The next day, Jesse's friend Alpheus "Cash" Evans, owner of the general store in the nearby village of Lystra, comes to help Skeeter and Jesse track down the animal. With Evans is his tracking dog Gabe and two vicious hog dogs named Bark and Bellow whom he keeps leashed. Evans releases Gabe at the spot where Skeeter and Jesse saw the animal, and Gabe eventually picks up its scent and starts tracking it. As they listen to Gabe tracking the animal it becomes clear that it is outrunning Gabe. It bursts into the clearing, and Evans releases Bark and Bellow. When the animal stands its ground and fights back against the hog dogs, Evans calls them off and allows it to escape. He acknowledges that Skeeter was right - the animal is a dog.
The following day, Skeeter sets out to tame the dog. He is able to locate it, and it proves to be a friendly female who allows him to leash her and bring her with him to the shack. Jesse convinces Skeeter to let her off her leash, and she remains with them. Skeeter decides to name the dog Lady.

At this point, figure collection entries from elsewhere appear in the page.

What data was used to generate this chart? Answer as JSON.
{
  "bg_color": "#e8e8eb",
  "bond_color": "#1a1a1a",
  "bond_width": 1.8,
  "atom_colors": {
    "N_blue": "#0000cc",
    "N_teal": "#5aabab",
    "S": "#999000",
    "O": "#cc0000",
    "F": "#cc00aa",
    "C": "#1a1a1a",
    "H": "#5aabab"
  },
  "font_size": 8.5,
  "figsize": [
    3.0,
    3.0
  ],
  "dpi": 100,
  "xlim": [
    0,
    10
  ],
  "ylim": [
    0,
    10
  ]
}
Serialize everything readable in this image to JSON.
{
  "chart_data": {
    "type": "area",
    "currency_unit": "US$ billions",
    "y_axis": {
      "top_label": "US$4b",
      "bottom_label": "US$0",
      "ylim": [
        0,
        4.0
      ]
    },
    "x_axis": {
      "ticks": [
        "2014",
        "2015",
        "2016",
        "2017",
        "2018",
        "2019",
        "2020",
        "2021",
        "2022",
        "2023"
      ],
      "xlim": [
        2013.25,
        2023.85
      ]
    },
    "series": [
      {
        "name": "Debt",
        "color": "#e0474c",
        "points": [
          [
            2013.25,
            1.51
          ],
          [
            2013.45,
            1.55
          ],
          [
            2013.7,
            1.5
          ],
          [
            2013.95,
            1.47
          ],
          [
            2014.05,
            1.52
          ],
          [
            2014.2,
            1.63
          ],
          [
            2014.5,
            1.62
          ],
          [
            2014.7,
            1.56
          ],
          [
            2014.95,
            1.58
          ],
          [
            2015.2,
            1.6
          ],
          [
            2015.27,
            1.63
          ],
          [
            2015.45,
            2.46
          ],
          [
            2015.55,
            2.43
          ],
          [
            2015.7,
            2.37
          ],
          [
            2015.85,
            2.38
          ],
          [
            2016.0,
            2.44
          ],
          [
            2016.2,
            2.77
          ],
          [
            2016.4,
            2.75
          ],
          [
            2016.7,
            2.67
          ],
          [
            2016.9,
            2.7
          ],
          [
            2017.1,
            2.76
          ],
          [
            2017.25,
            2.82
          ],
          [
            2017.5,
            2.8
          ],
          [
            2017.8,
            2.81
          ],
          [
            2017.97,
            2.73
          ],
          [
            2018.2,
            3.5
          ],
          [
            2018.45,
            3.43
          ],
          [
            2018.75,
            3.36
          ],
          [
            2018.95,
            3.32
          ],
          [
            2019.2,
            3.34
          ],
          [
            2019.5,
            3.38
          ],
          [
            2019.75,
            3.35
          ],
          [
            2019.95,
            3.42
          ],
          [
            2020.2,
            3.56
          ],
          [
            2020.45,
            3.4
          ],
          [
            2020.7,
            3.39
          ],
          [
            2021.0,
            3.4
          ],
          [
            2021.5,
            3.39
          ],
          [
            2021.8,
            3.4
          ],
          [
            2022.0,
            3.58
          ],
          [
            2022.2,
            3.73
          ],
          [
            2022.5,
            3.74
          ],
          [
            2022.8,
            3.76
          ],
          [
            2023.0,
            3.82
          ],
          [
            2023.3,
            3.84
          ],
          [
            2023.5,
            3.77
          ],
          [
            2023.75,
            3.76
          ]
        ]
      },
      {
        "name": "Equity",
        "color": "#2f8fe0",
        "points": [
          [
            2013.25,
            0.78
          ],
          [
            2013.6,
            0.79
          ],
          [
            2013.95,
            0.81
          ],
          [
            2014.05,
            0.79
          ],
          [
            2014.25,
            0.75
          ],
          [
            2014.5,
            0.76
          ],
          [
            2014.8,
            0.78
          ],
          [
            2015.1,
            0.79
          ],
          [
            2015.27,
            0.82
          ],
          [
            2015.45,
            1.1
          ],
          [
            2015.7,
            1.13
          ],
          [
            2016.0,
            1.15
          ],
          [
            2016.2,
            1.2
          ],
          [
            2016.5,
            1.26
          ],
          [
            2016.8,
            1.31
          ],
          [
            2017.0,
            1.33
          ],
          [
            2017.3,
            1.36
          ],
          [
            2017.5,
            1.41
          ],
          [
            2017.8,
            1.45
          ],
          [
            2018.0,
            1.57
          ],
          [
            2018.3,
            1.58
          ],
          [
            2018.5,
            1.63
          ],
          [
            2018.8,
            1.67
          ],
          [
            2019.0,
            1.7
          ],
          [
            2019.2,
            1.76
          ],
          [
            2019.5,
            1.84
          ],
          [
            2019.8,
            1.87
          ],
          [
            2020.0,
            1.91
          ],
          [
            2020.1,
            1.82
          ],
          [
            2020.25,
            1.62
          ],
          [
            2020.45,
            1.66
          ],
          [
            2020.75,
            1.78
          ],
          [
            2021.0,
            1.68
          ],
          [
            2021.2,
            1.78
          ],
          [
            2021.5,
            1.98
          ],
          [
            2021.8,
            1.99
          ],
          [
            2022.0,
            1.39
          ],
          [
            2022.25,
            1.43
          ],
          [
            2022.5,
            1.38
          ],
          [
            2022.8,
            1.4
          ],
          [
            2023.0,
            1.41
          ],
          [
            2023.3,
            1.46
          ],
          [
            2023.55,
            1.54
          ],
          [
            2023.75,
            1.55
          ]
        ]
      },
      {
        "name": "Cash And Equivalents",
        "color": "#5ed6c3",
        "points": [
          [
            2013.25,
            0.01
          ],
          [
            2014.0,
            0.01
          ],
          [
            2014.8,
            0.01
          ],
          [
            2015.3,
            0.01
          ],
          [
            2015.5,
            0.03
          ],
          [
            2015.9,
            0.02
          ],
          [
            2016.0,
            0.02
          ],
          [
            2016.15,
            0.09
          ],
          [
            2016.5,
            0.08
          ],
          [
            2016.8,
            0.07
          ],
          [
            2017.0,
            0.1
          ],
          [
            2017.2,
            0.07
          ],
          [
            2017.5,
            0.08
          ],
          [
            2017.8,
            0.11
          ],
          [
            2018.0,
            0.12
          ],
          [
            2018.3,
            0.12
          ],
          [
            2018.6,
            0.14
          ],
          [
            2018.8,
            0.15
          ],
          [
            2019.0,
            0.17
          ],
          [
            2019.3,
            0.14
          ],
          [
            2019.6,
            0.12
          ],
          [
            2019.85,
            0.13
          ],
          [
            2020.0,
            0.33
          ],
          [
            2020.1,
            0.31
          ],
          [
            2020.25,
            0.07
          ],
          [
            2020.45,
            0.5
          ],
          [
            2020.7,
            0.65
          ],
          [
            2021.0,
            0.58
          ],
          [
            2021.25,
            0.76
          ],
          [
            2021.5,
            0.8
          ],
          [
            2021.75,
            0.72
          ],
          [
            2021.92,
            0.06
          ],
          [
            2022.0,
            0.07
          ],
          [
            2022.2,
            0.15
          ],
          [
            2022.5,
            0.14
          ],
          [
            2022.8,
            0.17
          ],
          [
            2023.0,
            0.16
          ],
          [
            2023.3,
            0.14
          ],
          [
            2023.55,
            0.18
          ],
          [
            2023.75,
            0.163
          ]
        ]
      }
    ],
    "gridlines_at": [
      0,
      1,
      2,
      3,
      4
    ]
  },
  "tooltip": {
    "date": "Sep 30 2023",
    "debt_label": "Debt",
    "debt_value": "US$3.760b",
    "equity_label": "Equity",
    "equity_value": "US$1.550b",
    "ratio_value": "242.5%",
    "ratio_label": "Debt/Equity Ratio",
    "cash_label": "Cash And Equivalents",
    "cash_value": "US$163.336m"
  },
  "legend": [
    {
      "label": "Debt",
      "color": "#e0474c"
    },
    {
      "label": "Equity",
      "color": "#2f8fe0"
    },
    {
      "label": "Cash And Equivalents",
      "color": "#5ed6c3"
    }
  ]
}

Skeeter and Jesse take Lady out with them, and when Lady flushes a covey of quail Skeeter becomes determined to train her as a bird dog. However, Lady's behavior makes it clear that she is someone else's dog, and Skeeter fears that Evans will discover who her real owner is.
Skeeter is horrified when Lady chases and kills a water rat, something no true bird dog will stoop to. He ties the half-eaten rat around her neck, and brings her back to the shack. There, he find Evans visiting with an English Setter he has just purchased. Evans had planned to give his new dog to Jesse and Skeeter to train (for which he intended to pay them three dollars a week), but seeing Lady with her rat causes him to change his mind. When Skeeter apologizes afterwards, Jesse shrugs it off and tells him to concentrate on training Lady.
Within a few months, Skeeter has trained Lady to cast and point like a proper bird dog. A visiting Evans sees Lady pointing at a clump of sage fifty yards away and refuses to believe she has detected birds from so far away. Jesse wagers the cost of a sawblade Evans had given him on credit that Lady is indeed pointing birds. Skeeter is privately dubious, but Jesse wins his bet when a covey of quail break from the sage.
Evans is impressed, and he spreads the word about Skeeter's remarkable dog. In time, Evans hears from a traveling salesman out of Mobile, Alabama that a kennel in Connecticut lost a Basenji near Pascagoula. The description of the lost dog, named Isis of the Blue Nile, matches Lady. A sorrowful Evans tells Jesse, who passes the word on to Skeeter. When Lady responds to the name Isis, Skeeter knows he has the lost Basenji, and decides to return her to her rightful owner. A wire is sent to the kennel, and a man named Walden Grover flies down from Connecticut to take possession of Lady.
Skeeter himself must put Lady in the crate in Grover's pickup truck, then watch as Grover drives off with her. Evans then asks Skeeter to finish training his English Setter, and the boy accepts. With the $100 reward Grover gave him, the boy buys his toothless uncle a set of false teeth, and puts a down payment on a 20 gauge shotgun for himself.